Ein Stipendium für Angehörige von Nazi-Opfern hat die Humboldt-Universität neu eingerichtet. Es richtet sich an die Enkel von Zwangsarbeitern und Holocaust-Überlebenden, die heute in Osteuropa, Israel oder in den USA leben. Fortan können diese Jugendlichen ein Jahr lang in Berlin studieren.

23.09.2003
    Also Holocaust war immer das Thema bei mir zu Hause, immer. Also ich glaube, ich konnte das Wort Holocaust gleich nach Papa und Mama. Aber ich wusste nicht viel darüber.

    Doron Oberhand ist 25 Jahre alt und kommt aus Israel. Aber eigentlich stammt seine Familie aus Deutschland und Polen. Ein dunkles Kapitel: Jahrelang hatte niemand Doron erzählt, dass seine Oma und weitere 90 jüdische Verwandte in Bergen-Belsen, Majdanek und Auschwitz umgebracht worden sind. Und dass die Überlebenden deshalb nach dem Krieg Deutschland den Rücken kehrten und nach Haifa gingen.

    Meine Familie erzählt nicht. Deutsch war die verbotene Sprache in der Familie. Und Deutschland war das verbotene Land. Ich glaube, das war sehr schwierig für Leute, die den Holocaust überlebt haben, darüber zu erzählen. Sie können es nicht vergessen und nicht verzeihen. Aber ich war immer dagegen, ich wollte mehr wissen, ich wollte mehr lernen und ich wollte studieren.

    Doron studierte Geschichte in Israel - und jetzt sogar in Deutschland. Denn Doron bekommt zwei Semester lang das neue Berlin-Stipendium – zusammen mit 29 anderen ausländischen Jugendlichen: alles Angehörige von Nazi-Opfern.

    Es war ein bisschen schwer, sich zu bewerben für so ein Programm.

    Anna Machinska aus Polen hatte Bedenken, die monatlichen 700 Euro zu beantragen. Denn die 21jährige Wirtschaftsstudentin kam nur deshalb für die Förderung in Betracht, weil ihr Großvater einst bei der Zwangsarbeit im Lager Mauthausen zu Tode geschunden wurde.

    Also ich profitiere jetzt aus dem Tod meines Großvaters. Also er hat dort gestorben und jetzt dank seines Todes, ich kann um Stipendium bewerben. Und das ist nicht logisch.

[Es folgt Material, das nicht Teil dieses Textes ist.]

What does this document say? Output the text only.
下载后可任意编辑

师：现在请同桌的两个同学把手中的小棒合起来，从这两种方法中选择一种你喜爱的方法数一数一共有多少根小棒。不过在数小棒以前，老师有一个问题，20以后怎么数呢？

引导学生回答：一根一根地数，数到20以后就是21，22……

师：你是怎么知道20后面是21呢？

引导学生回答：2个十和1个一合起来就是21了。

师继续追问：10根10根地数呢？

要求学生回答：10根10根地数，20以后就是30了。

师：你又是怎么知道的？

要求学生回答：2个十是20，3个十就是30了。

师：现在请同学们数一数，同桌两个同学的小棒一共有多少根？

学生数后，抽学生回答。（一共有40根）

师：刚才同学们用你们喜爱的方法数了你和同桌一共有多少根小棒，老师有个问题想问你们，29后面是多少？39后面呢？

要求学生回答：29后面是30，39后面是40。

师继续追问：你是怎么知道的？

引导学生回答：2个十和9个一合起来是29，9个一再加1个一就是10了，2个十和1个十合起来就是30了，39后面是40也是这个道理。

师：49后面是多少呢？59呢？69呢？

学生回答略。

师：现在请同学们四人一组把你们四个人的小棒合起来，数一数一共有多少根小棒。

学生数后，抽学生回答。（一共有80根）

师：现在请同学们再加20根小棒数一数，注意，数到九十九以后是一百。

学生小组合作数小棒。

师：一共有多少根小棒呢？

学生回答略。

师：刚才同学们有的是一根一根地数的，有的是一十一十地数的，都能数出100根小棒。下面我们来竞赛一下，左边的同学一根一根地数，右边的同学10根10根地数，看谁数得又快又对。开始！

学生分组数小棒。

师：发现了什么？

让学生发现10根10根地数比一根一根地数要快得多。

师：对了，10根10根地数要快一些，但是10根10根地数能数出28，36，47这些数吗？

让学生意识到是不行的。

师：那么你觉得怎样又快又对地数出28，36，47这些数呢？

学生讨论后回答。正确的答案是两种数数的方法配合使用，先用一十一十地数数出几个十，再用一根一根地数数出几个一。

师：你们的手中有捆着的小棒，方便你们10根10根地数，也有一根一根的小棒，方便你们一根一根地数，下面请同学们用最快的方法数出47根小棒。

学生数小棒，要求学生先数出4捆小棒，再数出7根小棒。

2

    Andere Stipendiaten stürzen sich weniger in Grübeleien. Sie betonen eher die Chance, durch den Aufenthalt an der Spree, die Mentalität der Deutschen zu erforschen oder eine Diplomarbeit zu schreiben. Und so ist das auch gedacht von der Humboldt-Universität, die das Programm für insgesamt sechs Berliner Hochschulen ins Leben gerufen hat. Obwohl die eigentliche Idee von außen kam, gesteht Barbara Ischinger, die Vizepräsidentin für Internationales und Öffentlichkeitsarbeit an der Humboldt-Uni. Die Idee sei nämlich bei einem besonderen Ehemaligen-Treffen vor zwei Jahren aufgekommen.

    Und zwar erschienen damals 25 ehemalige Studierende, die ab 1933 aus rassischen und politischen Gründen von dieser Universität vertrieben wurden. Und wir haben damals eine Anregung lange diskutiert einer fast 90jährigen, ehemaligen Kommilitonin, die den Wunsch äußerte, dass wir doch in unserer Auseinandersetzung mit der Geschichte dieser Universität auch die Enkel-Generation mit einbeziehen sollten.

    Das Geld für diese Enkel kommt nun nicht von den Hochschulen, die sparen müssen, sondern von der Stiftung der deutschen Wirtschaft "Erinnerung, Verantwortung und Zukunft". Die hat in ihrem Fünf-Milliarden-Euro-Topf für Zwangsarbeiter-Entschädigung nämlich 350 Millionen Euro für Projekte zur Völkerverständigung beiseite gelegt. Davon wird nun auch das Programm für Angehörige von Nazi-Opfern bezahlt. Für die Stipendiaten, wie den deutschstämmigen Doron Oberhand aus Israel, eine einmalige Chance.

    Ich habe meine Familie gesagt, es wäre eine Möglichkeit, in Deutschland zu leben. Obwohl die Geschichte so traurig ist, trotz allem. Für mich ist es so natürlich, dass ich nach Deutschland zurückkommen kann.